Former President Alberto Fujimori dies after 16 years in prison for ‘crimes against humanity’ – Libération

Former President Alberto Fujimori dies after 16 years in prison for ‘crimes against humanity’ – Libération
Former
      President
      Alberto
      Fujimori
      dies
      after
      16
      years
      in
      prison
      for
      ‘crimes
      against
      humanity’
      –
      Libération
-

Alberto Fujimori, who ruled Peru with an iron fist between 1990 and 2000 and spent the last years of his life in prison for corruption and crimes against humanity, died Wednesday in Lima at the age of 86, leaving a country deeply divided over him.

A dictator is dead, and some are still mourning him. The former leader died on the night of September 11-12. Born in Japan, he had been released in December by order of the Constitutional Court “for humanitarian reasons”despite opposition from the Inter-American Justice, after spending 16 years in a prison in eastern Lima. He was serving a 25-year sentence for crimes against humanity, including two massacres of civilians committed by an army squadron as part of the fight against the Shining Path Maoist guerrillas in the early 1990s. “He had to pay for what he did, but now that he is dead, what can we do… He has not served his sentence”says Juana Carrion, president of the Association of Relatives of Kidnapped, Detained and Disappeared Persons of Peru.

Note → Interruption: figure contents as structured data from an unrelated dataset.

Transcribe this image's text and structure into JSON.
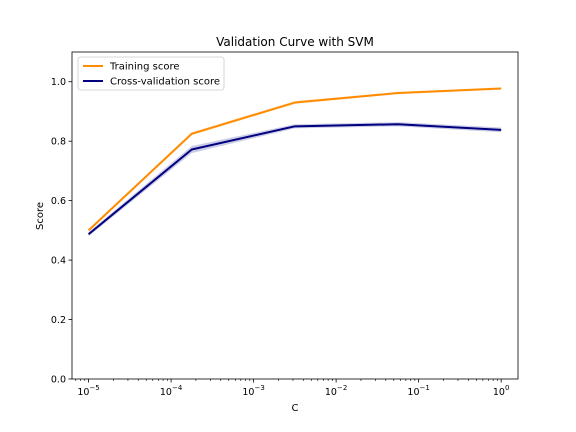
{
  "chart_data": {
    "type": "line",
    "title": "Validation Curve with SVM",
    "xlabel": "C",
    "ylabel": "Score",
    "x_scale": "log",
    "x_tick_labels": [
      "10^-5",
      "10^-4",
      "10^-3",
      "10^-2",
      "10^-1",
      "10^0"
    ],
    "y_tick_labels": [
      "0.0",
      "0.2",
      "0.4",
      "0.6",
      "0.8",
      "1.0"
    ],
    "x_tick_values": [
      1e-05,
      0.0001,
      0.001,
      0.01,
      0.1,
      1
    ],
    "y_tick_values": [
      0.0,
      0.2,
      0.4,
      0.6,
      0.8,
      1.0
    ],
    "xlim": [
      6.3e-06,
      1.6
    ],
    "ylim": [
      0.0,
      1.1
    ],
    "x": [
      1e-05,
      0.000178,
      0.00316,
      0.0562,
      1.0
    ],
    "series": [
      {
        "name": "Training score",
        "color": "#ff8c00",
        "values": [
          0.5,
          0.825,
          0.93,
          0.962,
          0.977
        ],
        "band_lower": [
          0.495,
          0.82,
          0.925,
          0.958,
          0.973
        ],
        "band_upper": [
          0.505,
          0.83,
          0.935,
          0.966,
          0.981
        ]
      },
      {
        "name": "Cross-validation score",
        "color": "#000080",
        "values": [
          0.487,
          0.772,
          0.85,
          0.857,
          0.838
        ],
        "band_lower": [
          0.48,
          0.76,
          0.843,
          0.85,
          0.83
        ],
        "band_upper": [
          0.494,
          0.784,
          0.857,
          0.864,
          0.846
        ]
      }
    ],
    "legend_position": "top-left",
    "grid": false
  }
}
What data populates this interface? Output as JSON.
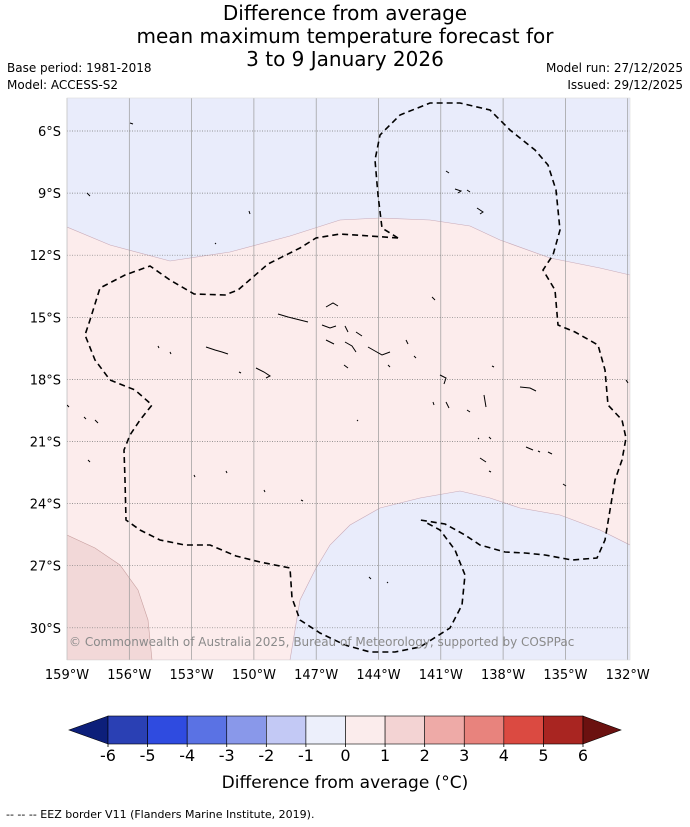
{
  "title": {
    "line1": "Difference from average",
    "line2": "mean maximum temperature forecast for",
    "line3": "3 to 9 January 2026"
  },
  "meta": {
    "base_period": "Base period: 1981-2018",
    "model": "Model: ACCESS-S2",
    "model_run": "Model run: 27/12/2025",
    "issued": "Issued: 29/12/2025"
  },
  "map": {
    "lat_labels": [
      "6°S",
      "9°S",
      "12°S",
      "15°S",
      "18°S",
      "21°S",
      "24°S",
      "27°S",
      "30°S"
    ],
    "lon_labels": [
      "159°W",
      "156°W",
      "153°W",
      "150°W",
      "147°W",
      "144°W",
      "141°W",
      "138°W",
      "135°W",
      "132°W"
    ],
    "copyright": "© Commonwealth of Australia 2025, Bureau of Meteorology, supported by COSPPac"
  },
  "colorbar": {
    "ticks": [
      "-6",
      "-5",
      "-4",
      "-3",
      "-2",
      "-1",
      "0",
      "1",
      "2",
      "3",
      "4",
      "5",
      "6"
    ],
    "colors": [
      "#0d1f7a",
      "#2a40b4",
      "#2f4be0",
      "#5a72e4",
      "#8998ea",
      "#c3c9f5",
      "#eceffb",
      "#fbecec",
      "#f3d3d3",
      "#eeaaa7",
      "#e8837d",
      "#db4a41",
      "#a92521",
      "#6b1110"
    ],
    "label": "Difference from average (°C)"
  },
  "source_note": "--  --  -- EEZ border V11 (Flanders Marine Institute, 2019)."
}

The former president, nicknamed “El Chino” (the Chinese), who deeply divided the country, has been hospitalized several times in recent years. He was diagnosed in May with a malignant tumor in his tongue, on which he had had a cancerous lesion for more than 27 years. In 2018, Alberto Fujimori made public a diagnosis of a lung tumor. His health had deteriorated rapidly in recent days, while he had finished radiotherapy in his mouth in August, according to sources close to the family.

A Catholic priest arrived Wednesday afternoon at his home in the San Borja neighborhood of Lima, where he lived with his eldest daughter, Keiko Fujimori. She later announced that a wake would be held starting Thursday at the National Museum in Lima, specifying that her father’s burial would take place on Saturday. “We will receive all those who want to say goodbye to him in person”she said on X.

The Presidency of the Republic has confirmed “the sad news”presenting his “sincere condolences to the family”. “May God rest his soul and may he rest in peace,” concludes the presidential statement. By a decree signed this Thursday, the current head of state, Dina Boluarte, has declared a three-day national mourning. Fujimori will receive the “funeral honors befitting a sitting president”it is written in the text. After the announcement of his death, supporters of Alberto Fujimori marched in front of his residence to pay tribute to him. Like Nancy Gonzalez, for whom the former president has “put an end to terrorism” and has “stabilized the economy”.

“Authoritarian and populist”

A follower of neoliberalism, Alberto Fujimori was a “precursor in Latin America of a style of politics”said political analyst Augusto Alvarez. According to him, the former president, who burst onto the public scene with his unexpected electoral victory over the writer Mario Vargas Llosa, future Nobel Prize winner for literature, promoted a model “authoritarian and populist” which has been reproduced in many other countries, both by left-wing and right-wing movements.

Alberto Fujimori leaves a mixed image in the country. For some, he is the man who boosted the country’s economic growth with his ultra-liberal policies, and successfully fought the guerrillas of the Shining Path (Maoist) and the Tupac Amaru Revolutionary Movement (Guevarist). Others remember above all the corruption scandals and his authoritarian methods that earned him his conviction.

His daughter Keiko Fujimori took up his political torch but failed three times in the second round of the presidential election. On July 14, the leader of the country’s main right-wing party announced that her father would run in the 2026 presidential election, not knowing whether she would be able to participate because, prosecuted for money laundering, the prosecutor’s office requested a 30-year prison sentence against her. Peru approved a law in early August declaring crimes against humanity committed before 2002 statute-barred, which could have benefited Alberto Fujimori.

Approved despite a resolution by the Inter-American Court of Human Rights in mid-June calling for the suspension of the legislative process, it will benefit hundreds of other officers accused of abuses during the internal conflict of the 1980s and 1990s which left some 69,000 dead and 21,000 missing.

Updated at 9:20 a.m.: addition of a three-day national mourning decreed in Peru.